Ayer me encontré un pastor alemán en la calle. Me lo crucé volviendo a casa, y sin que yo hiciera nada, empezó a seguirme. Tenía collar y se notaba que estaba cuidado, no estaba sucio ni parecía abandonado desde hace mucho. Pero no llevaba chip. Solo eso ya bastó para que la policía se lo llevara cuando llamamos.
Antes de que vinieran, se quedó un rato conmigo en la puerta. Le ofrecí algo de comida y lo aceptó, aunque sin confianza. Y cuando mi madre intentó acariciarlo, se asustó muchísimo. Se apartó de golpe, como si creyera que le iban a hacer daño.
Ese gesto me dolió más que cualquier ladrido. Porque no hacía falta saber nada más: ese perro tenía miedo de las personas. Y ese miedo no sale de la nada.
No sé qué habrá vivido. Pero sí sé que no es normal que un animal reaccione así si ha sido bien tratado. Y me da muchísima rabia. Me pone enferma pensar que hay gente que puede maltratar a un perro, a un gato, a cualquier ser vivo, sin ni siquiera pensarlo dos veces. Como si no sintieran. Como si no importaran.

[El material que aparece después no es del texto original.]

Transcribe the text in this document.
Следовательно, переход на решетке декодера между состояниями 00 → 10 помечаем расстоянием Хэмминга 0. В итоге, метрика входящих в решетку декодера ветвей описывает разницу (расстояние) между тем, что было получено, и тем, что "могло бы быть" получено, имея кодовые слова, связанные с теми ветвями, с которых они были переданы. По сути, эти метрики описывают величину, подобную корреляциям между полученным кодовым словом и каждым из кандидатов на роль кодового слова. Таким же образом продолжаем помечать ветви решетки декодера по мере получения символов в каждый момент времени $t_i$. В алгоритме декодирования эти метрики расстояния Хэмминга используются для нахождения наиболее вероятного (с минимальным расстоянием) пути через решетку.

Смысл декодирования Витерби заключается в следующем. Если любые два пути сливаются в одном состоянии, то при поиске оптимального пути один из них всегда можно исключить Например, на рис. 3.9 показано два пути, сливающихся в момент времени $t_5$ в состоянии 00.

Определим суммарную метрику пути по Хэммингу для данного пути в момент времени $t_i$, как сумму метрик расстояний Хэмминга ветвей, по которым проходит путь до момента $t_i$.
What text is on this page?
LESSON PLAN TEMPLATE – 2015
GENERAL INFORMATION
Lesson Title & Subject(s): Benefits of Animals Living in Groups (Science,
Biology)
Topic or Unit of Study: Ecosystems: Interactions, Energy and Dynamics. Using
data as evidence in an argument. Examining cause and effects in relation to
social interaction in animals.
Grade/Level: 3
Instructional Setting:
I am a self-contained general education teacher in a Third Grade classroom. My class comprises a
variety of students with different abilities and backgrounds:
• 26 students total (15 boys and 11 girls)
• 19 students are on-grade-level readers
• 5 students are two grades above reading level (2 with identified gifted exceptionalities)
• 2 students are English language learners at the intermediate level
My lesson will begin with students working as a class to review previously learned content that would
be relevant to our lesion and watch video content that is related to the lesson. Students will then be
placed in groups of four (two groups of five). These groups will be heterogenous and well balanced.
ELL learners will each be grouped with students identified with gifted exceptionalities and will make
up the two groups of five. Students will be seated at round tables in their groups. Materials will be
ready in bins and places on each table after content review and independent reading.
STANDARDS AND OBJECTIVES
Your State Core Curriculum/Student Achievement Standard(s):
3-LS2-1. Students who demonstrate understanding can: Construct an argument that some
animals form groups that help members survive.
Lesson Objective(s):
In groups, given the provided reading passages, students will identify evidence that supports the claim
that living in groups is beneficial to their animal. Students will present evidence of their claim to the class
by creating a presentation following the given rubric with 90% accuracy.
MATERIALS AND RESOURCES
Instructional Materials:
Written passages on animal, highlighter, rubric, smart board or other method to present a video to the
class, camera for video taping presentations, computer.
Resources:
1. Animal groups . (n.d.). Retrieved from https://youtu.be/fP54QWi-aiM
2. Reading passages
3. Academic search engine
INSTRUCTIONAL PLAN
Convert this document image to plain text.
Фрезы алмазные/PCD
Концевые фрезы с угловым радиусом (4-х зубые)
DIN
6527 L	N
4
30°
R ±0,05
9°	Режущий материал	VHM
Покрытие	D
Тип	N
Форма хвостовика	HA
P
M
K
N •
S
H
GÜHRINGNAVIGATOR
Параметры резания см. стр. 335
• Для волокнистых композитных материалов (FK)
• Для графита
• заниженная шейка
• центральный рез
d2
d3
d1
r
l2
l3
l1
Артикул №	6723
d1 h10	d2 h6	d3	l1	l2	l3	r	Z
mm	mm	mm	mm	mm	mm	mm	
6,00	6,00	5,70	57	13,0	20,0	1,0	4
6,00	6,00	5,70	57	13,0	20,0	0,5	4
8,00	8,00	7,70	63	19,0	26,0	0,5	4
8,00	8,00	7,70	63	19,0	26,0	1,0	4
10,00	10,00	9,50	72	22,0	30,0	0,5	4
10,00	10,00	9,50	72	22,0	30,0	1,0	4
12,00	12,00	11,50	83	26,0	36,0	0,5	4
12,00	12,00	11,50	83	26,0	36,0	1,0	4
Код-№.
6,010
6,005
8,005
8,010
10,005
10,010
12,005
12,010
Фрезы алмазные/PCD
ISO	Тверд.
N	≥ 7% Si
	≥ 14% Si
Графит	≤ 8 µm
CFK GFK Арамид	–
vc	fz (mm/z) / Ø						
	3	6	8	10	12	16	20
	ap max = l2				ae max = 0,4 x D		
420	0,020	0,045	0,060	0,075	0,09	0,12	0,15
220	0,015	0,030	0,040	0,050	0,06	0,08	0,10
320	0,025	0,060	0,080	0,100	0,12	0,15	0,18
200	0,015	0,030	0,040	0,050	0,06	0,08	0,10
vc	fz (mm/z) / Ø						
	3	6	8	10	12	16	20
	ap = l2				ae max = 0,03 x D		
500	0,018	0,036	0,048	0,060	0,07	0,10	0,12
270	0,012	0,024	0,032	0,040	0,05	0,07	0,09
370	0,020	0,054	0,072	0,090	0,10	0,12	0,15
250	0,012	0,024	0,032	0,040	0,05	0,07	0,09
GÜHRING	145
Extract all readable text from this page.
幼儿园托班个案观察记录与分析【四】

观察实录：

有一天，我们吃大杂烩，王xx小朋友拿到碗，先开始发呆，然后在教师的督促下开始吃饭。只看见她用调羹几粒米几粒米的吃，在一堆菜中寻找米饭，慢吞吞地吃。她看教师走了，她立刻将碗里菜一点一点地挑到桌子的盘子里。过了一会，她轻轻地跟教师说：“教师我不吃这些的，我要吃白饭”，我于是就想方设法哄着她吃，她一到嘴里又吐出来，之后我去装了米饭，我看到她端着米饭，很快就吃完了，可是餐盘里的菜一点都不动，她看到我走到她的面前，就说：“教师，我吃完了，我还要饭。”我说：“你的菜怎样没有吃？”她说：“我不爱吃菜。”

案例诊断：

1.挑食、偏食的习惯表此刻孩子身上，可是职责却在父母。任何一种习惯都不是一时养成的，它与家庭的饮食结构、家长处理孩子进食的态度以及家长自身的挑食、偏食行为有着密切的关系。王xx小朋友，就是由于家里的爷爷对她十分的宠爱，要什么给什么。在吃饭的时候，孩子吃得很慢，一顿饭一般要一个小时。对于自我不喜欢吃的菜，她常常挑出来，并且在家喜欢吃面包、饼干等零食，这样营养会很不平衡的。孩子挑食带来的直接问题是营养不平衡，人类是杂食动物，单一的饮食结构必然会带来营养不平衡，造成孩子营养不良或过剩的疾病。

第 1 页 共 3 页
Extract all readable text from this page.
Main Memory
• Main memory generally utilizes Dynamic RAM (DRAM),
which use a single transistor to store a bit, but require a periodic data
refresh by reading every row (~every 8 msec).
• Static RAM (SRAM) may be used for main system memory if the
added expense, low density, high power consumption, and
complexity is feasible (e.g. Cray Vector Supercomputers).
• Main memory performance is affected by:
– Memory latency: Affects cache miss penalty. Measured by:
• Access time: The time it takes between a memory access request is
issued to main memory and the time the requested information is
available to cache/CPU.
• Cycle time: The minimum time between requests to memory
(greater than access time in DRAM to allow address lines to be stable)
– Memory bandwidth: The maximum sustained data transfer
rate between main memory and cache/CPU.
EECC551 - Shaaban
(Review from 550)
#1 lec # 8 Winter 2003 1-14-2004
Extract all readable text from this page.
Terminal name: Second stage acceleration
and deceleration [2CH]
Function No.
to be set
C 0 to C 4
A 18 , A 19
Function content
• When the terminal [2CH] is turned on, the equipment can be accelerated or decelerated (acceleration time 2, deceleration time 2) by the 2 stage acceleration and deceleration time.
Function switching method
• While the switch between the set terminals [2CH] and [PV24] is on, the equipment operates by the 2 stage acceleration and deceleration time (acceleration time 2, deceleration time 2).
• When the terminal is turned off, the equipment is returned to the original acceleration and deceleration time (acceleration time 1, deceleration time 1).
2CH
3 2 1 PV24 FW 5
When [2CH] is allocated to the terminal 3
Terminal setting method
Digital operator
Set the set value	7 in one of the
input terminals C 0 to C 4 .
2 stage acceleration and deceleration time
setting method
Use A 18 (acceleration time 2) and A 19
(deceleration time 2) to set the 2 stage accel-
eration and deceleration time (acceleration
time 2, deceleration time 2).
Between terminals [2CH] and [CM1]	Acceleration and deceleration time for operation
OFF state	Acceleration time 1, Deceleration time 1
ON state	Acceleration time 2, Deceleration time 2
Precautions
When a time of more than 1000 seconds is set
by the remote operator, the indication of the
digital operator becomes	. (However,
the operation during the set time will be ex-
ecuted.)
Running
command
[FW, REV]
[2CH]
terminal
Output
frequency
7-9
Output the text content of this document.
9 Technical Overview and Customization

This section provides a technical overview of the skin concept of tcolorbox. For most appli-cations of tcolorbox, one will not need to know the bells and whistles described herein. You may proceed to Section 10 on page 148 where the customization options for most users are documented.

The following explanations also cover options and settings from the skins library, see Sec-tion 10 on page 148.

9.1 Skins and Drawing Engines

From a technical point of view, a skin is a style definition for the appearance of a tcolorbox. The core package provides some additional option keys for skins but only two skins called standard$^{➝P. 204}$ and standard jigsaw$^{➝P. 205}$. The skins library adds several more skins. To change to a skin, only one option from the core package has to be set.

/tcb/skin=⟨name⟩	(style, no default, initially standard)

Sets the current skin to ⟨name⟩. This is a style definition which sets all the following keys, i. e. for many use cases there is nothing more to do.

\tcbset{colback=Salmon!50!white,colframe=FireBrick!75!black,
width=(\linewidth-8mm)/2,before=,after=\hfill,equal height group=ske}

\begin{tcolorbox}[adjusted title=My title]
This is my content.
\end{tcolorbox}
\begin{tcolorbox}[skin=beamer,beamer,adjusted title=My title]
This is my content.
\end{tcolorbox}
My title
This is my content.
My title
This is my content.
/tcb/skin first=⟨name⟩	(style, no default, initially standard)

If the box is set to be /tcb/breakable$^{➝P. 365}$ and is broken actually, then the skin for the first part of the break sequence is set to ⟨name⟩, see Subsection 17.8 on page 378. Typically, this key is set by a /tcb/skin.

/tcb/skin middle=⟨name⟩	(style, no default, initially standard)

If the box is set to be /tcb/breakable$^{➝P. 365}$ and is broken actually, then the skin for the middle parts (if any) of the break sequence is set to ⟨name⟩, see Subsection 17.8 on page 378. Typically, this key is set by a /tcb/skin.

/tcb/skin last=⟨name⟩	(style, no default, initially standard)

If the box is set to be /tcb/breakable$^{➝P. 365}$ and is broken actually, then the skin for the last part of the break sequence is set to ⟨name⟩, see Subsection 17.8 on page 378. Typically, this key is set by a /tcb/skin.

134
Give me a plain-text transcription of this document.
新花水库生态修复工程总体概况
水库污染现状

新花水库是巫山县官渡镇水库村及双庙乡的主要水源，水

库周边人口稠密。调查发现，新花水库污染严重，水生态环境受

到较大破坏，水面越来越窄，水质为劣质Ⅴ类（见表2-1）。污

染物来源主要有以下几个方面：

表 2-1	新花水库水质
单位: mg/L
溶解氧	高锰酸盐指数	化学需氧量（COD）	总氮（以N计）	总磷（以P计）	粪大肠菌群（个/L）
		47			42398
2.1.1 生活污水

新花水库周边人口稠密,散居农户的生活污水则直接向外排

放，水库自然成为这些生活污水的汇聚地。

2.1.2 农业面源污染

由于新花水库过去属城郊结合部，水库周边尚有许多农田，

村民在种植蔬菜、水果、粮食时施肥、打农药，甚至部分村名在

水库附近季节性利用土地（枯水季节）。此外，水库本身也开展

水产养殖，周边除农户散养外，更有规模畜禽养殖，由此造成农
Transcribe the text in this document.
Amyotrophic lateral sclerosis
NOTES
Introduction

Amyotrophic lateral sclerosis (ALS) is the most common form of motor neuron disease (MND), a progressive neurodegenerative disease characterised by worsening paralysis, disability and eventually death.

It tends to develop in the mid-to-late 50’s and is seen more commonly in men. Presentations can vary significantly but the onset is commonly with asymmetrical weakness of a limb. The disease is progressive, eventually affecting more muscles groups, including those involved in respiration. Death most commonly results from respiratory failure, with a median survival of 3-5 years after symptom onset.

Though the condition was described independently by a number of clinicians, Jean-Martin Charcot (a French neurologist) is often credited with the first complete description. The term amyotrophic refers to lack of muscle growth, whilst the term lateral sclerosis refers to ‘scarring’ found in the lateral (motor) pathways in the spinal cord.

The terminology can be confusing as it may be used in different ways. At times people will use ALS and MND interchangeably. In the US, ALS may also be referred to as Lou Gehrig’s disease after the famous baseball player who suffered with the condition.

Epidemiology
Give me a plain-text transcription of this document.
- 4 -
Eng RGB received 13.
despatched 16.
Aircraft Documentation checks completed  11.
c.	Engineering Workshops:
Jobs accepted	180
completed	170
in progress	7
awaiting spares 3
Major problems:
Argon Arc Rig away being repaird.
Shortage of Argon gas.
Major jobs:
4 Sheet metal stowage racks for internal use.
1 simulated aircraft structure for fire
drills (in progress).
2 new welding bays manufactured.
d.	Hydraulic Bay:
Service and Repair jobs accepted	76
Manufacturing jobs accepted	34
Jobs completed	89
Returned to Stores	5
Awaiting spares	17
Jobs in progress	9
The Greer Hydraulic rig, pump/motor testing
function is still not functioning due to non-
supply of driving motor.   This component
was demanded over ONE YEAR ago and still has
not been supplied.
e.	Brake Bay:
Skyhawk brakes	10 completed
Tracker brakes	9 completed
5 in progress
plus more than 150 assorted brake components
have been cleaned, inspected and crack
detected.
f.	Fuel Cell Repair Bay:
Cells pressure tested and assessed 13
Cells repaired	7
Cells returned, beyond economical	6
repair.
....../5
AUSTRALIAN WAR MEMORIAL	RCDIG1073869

El maltrato animal no siempre es visible. No siempre es un vídeo viral o una noticia en televisión. A veces es lo que no se ve: el miedo metido en el cuerpo, la desconfianza, los temblores cuando se oye una voz fuerte. A veces es solo un gesto, y con eso basta para saber que algo no está bien.
Y es que no hace falta que un animal esté sucio o sangrando para saber que ha sufrido. A veces está limpio, lleva collar, y aún así carga con un pasado que no debería existir.
No quiero romantizar el momento ni hacerme la heroína. Llamé a la policía porque era lo que tocaba. No podía quedármelo. Pero me quedó esa sensación de injusticia clavada. De saber que, aunque este perro quizá vuelva a casa, hay miles que no lo hacen. Que no tienen a nadie que los mire con cariño, ni siquiera por un rato.